The enemies you meet are varied, from human police and soldiers to some beings that utilize Vigors to much bigger foes, such as the Handymen and the Motorized Patriots. And then there is Songbird, Elizabeth’s protector who is none too happy about you springing her from her tower. Encounters with Songbird aren’t frequent, but when they occur provide for some suitably tense segments. Later in the game you encounter a couple of more creepier foes, but I won’t spoil them here. Suffice it to say they rival some of the Splicers from the first game.

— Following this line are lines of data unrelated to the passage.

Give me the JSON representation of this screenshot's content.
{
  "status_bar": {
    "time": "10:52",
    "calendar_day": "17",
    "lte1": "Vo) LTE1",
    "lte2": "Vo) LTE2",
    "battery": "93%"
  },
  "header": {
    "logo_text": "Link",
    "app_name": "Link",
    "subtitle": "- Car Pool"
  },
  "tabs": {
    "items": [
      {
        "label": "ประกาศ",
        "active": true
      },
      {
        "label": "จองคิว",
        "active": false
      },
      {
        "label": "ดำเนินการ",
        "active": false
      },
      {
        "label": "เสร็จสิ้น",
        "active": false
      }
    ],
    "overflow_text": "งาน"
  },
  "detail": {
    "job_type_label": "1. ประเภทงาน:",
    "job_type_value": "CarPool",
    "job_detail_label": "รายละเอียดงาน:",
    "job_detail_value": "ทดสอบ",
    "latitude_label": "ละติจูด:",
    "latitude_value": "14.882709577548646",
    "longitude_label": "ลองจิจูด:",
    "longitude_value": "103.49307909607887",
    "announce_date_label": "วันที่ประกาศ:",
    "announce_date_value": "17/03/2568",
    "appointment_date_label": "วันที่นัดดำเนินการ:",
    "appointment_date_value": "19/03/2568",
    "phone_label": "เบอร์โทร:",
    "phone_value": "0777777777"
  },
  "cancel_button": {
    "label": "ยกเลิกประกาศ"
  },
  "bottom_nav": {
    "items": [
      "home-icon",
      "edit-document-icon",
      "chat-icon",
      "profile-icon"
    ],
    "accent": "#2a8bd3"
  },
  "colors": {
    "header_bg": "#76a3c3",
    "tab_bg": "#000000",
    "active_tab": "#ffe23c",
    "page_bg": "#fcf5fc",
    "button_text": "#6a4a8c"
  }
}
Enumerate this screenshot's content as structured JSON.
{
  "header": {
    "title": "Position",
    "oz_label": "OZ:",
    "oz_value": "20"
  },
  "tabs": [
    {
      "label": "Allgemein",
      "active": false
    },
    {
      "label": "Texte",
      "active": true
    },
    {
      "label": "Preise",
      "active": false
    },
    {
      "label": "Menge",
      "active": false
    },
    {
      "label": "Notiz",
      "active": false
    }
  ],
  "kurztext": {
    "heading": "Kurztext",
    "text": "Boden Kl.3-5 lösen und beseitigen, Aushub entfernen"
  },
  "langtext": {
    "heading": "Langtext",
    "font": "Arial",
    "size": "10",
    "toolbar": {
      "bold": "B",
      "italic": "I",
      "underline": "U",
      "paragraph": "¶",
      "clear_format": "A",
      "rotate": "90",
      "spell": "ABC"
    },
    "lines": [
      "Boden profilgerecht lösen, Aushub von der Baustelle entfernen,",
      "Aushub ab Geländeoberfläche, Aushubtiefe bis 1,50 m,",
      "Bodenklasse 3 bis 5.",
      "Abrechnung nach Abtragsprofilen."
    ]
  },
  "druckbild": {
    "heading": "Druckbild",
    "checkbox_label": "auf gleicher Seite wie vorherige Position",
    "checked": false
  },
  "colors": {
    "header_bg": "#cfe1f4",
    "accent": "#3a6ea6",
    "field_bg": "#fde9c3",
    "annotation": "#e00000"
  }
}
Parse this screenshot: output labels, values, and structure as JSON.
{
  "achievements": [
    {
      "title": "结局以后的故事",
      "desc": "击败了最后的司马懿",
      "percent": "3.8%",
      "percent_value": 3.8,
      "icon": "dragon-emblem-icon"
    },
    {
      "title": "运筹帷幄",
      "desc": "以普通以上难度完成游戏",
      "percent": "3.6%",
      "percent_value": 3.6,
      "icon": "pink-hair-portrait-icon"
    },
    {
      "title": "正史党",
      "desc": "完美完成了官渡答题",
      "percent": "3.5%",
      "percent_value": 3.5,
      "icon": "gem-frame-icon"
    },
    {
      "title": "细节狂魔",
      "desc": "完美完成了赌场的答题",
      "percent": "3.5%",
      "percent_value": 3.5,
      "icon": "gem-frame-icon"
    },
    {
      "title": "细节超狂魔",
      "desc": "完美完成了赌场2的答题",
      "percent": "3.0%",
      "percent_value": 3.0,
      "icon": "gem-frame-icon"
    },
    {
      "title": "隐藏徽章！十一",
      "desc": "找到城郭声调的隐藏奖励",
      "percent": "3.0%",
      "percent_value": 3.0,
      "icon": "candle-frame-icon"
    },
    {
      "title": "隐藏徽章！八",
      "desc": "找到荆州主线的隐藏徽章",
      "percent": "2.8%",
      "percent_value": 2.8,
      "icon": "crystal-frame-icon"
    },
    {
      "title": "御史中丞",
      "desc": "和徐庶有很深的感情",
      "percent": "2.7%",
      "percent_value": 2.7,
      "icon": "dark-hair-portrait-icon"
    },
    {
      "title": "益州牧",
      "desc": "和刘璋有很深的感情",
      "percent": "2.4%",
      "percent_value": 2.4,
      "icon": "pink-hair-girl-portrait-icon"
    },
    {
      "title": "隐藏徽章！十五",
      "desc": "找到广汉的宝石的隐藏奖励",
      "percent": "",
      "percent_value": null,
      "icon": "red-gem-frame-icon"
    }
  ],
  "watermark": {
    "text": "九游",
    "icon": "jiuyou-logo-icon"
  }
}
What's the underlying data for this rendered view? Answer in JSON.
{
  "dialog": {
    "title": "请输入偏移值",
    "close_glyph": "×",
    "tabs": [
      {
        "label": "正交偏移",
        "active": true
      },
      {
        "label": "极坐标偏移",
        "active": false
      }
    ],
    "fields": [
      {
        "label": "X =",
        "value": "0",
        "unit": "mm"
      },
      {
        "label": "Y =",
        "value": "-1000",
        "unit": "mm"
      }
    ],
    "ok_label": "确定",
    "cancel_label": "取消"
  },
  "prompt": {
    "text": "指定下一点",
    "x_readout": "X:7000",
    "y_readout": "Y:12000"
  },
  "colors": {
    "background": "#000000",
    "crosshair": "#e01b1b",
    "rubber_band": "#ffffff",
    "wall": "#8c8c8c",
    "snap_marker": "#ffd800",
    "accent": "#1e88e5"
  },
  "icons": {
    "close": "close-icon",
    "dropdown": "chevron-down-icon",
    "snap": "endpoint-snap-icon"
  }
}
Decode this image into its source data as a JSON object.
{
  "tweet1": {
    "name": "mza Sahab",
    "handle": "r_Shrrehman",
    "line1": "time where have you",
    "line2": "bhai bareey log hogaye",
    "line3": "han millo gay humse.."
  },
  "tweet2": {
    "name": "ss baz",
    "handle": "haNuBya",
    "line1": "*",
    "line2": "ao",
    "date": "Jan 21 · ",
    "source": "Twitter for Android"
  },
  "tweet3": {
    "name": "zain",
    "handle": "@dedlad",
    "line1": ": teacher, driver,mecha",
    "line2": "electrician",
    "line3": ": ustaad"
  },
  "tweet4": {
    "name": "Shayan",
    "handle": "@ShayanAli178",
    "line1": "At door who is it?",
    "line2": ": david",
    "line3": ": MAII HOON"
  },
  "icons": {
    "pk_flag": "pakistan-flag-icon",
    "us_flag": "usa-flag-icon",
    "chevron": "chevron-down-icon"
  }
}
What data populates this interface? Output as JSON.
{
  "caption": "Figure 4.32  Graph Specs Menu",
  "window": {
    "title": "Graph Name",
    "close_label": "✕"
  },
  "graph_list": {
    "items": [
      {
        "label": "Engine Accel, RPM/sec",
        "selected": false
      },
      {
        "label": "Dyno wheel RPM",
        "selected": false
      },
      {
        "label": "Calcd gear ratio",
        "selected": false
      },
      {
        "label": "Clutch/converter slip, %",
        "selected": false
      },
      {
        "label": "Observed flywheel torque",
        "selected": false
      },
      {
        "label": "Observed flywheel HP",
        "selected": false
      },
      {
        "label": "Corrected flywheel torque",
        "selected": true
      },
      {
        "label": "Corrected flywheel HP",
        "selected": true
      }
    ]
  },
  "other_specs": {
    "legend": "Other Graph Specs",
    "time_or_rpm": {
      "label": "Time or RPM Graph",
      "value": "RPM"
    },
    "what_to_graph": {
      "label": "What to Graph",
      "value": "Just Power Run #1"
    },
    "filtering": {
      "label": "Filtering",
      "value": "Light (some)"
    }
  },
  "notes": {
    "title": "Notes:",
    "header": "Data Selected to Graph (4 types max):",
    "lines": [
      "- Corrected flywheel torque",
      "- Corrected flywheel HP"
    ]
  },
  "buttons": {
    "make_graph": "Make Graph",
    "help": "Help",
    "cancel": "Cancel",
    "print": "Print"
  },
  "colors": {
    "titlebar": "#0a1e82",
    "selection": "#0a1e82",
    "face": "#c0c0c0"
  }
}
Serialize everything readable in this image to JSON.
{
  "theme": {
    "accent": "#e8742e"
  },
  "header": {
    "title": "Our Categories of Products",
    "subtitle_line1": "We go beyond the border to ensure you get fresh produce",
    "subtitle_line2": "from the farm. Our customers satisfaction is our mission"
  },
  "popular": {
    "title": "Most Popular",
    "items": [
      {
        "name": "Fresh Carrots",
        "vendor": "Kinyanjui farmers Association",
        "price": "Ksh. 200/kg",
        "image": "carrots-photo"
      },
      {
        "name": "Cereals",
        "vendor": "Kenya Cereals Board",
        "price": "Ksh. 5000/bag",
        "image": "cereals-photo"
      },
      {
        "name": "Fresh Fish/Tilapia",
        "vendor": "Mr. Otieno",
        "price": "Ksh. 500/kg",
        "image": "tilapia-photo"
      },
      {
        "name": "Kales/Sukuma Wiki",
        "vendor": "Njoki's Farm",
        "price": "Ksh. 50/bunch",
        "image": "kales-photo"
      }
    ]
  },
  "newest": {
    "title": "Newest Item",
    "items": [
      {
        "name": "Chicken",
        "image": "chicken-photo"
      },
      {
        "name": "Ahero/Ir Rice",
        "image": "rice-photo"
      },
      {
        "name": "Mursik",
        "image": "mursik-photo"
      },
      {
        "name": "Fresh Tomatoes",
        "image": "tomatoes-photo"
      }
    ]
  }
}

All in all, Bioshock Infinite is one of the best games to come out this year so far, and Ken Levine’s return to the franchise is a welcome one. The story is incredibly written, and tackles such themes as nationalism, religious fundamentalism, and quantum physics. The game is intelligent and assumes the player is as well. It also gives you an emotional anchor in Elizabeth, and gives you plenty of reason to return to Columbia for additional playthroughs. The 1999 mode may not be for everyone, but for those looking for a good challenge it’s worth the time to check out. This is a worthy successor to Bioshock, and is not only a must play title but in my opinion a must own as well. For PS3 owners, there’s the additional bonus of getting the first game on the disc, so you can make nice comparisons between the well lit streets of sunny Columbia and the darkened halls of the more claustrophobic Rapture. It’s worth noting the despite the sunshine in most of Columbia’s settings, that feeling of dread that pervaded Rapture is still present. This game is simply a masterpiece, and definitely an early contender for GOTY. The bar has been set very high for the games to follow.

10/10 stars

Thomas Juretus

Born in 1963. Enjoy videogames, movies, comics- anything that tells a story. Have written three novels (The Zarchler Chronicles Book One: The Cassandra Crisis, Shalgroth The Zarchler Chronicles: Book Two, Madman's War The Zarchler Chronicles: Book Three) all published and available through PublishAmerica. Currently working on my fourth book, a sci-fi/murder mystery.

One thought on “Fear and wonder in the clouds in Bioshock Infinite

  • May 16, 2013 at 2:21 PM

    Fantastic game. Even though most of the middle of the game was obvious filler, it was still great, and was never not a blast to play. The story was also consistently well-done, even when it was out of focus. 9.5 for me. God I love that sky-hook!